Explores the acceptance of being different set in the mind of a teenager with Asperger’s gives the readers a better view of the immerse difficult and hardship it brings upon Christopher’s parents and others who encounter the Christopher throughout the novel, “I find people confusing”. Christopher accepts that he is ‘special’ but also dreams of freedom “these special people are like me. And they like being on their own and I hardly ever see them because they are like Okapi in the jungle in the Congo which is a kind of antelope and very shy and rare”.
This prose fiction outlines the themes of how people can be affected by a disability as well as the stress of living with someone.

Christopher experiences that he did everything by himself, Buldings Roman, a coming of age novel for him he believes that he can do anything “And then I will get a First-Class Honours Degree and I will become a scientist.

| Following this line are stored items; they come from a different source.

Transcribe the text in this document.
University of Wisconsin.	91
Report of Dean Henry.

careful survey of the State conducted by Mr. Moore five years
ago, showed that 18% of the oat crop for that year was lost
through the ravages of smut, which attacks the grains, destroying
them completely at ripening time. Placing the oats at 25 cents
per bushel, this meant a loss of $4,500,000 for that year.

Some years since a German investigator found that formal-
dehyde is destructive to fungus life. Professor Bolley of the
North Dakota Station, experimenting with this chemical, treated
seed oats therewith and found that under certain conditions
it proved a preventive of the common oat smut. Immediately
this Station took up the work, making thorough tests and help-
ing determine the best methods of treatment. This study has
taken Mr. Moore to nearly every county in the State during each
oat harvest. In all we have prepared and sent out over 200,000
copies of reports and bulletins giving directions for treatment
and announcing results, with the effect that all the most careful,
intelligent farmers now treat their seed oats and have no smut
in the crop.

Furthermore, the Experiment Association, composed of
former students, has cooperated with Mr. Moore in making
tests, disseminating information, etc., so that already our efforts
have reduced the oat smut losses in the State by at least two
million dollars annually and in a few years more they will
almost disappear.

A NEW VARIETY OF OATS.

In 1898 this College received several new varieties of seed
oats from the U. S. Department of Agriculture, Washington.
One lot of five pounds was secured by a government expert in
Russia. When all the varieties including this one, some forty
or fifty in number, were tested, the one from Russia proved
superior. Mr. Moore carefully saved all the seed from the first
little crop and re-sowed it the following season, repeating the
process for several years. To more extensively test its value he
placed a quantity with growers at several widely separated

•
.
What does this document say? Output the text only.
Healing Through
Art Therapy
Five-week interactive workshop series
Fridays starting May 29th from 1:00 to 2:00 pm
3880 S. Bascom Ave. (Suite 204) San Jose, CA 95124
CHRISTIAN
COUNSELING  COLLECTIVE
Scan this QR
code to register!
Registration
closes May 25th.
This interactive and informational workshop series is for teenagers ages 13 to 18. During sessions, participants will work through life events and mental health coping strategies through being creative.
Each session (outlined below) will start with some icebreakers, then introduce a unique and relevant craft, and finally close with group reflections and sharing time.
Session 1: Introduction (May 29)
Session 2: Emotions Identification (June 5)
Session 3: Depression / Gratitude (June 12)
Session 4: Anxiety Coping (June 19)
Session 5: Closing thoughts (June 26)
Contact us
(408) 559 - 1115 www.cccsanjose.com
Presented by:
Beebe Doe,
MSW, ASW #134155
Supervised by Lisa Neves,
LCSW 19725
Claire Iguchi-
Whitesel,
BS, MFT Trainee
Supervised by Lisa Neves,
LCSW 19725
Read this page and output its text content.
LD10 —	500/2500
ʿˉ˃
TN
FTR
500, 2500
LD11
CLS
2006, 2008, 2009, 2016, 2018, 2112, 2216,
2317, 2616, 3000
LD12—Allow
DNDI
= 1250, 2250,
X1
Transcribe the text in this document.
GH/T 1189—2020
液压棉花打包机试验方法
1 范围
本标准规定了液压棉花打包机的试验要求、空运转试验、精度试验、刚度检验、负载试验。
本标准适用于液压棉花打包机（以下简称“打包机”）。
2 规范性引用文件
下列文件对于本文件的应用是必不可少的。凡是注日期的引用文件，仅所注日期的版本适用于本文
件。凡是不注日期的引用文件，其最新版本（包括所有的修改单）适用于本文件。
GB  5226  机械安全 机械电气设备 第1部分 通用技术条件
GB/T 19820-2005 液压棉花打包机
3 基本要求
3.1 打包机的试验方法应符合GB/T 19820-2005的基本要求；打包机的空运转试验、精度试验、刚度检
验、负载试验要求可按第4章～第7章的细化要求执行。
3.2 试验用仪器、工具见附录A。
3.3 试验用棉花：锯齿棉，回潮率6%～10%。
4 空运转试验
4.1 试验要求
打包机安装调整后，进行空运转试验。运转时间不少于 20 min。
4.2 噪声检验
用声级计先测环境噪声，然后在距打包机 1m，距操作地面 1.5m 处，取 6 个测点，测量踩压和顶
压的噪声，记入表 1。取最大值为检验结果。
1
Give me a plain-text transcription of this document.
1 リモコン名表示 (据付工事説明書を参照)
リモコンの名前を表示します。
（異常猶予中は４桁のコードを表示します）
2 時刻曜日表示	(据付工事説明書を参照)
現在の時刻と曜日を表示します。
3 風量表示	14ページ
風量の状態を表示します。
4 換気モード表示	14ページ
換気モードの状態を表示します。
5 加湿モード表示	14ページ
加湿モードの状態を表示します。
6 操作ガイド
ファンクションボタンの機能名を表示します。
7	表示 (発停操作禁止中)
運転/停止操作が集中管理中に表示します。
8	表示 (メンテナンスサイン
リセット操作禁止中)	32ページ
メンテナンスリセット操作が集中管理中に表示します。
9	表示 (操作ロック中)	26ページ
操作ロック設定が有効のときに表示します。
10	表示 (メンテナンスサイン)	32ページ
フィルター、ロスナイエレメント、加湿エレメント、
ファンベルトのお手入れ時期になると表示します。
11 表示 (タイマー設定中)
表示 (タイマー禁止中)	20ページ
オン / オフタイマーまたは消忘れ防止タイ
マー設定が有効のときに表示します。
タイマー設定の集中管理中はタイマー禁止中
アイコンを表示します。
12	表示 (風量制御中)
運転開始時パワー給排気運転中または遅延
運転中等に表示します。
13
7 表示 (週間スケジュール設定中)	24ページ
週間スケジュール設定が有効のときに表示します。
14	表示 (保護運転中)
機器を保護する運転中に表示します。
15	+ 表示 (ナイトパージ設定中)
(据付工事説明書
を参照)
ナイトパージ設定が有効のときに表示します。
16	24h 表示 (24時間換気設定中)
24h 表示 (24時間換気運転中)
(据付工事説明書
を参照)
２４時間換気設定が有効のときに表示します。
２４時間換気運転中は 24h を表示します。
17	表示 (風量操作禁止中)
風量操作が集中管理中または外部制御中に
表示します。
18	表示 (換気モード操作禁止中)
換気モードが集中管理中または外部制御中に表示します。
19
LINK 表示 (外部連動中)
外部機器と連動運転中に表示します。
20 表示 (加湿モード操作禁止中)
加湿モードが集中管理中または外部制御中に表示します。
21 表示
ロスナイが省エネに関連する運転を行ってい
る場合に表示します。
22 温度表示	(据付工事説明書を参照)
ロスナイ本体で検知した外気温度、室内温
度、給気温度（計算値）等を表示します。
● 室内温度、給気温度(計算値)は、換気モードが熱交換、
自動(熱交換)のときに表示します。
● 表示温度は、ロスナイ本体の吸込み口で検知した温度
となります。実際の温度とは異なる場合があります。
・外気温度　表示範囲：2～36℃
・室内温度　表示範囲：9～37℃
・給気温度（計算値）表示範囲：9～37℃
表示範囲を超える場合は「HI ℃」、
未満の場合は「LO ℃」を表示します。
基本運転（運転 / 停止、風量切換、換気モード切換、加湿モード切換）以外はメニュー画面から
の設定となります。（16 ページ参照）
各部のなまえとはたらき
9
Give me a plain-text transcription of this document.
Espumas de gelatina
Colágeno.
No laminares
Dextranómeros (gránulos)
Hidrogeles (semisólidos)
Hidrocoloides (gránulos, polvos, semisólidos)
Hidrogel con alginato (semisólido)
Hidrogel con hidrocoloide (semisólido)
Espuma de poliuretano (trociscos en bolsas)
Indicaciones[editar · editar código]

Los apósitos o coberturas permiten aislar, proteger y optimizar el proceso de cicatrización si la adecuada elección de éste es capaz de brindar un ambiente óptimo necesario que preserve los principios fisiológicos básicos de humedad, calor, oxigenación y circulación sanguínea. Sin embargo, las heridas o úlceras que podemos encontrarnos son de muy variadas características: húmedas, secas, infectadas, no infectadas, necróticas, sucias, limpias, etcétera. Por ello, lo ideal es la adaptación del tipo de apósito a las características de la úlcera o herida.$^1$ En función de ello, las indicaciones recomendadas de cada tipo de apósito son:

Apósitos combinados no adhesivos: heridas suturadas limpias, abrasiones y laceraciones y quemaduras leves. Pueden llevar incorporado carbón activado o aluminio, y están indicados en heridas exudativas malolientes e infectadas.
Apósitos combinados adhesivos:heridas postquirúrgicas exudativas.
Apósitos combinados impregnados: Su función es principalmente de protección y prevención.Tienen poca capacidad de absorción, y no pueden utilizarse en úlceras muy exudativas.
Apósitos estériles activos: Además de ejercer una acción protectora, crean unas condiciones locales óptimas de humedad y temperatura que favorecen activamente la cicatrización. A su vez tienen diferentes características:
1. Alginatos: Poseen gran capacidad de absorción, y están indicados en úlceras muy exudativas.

And I know I can do this because I went to London on my own, and found my mother and I was brave and I wrote this book and that means I can do anything.”?? Exploring his possibilities as a person .

The elaborate language conventions add emphasis, to Haddon’s subverted novel, Factual and objective language, his blunt, dispassionate descriptions and factual digresses. He tells rather than shows he always uses the conjunction ‘And’ to tell, list and cover all the details /ideas running through his mind. These complex ideas give the reader a better understanding although they can be challenge through various incidences.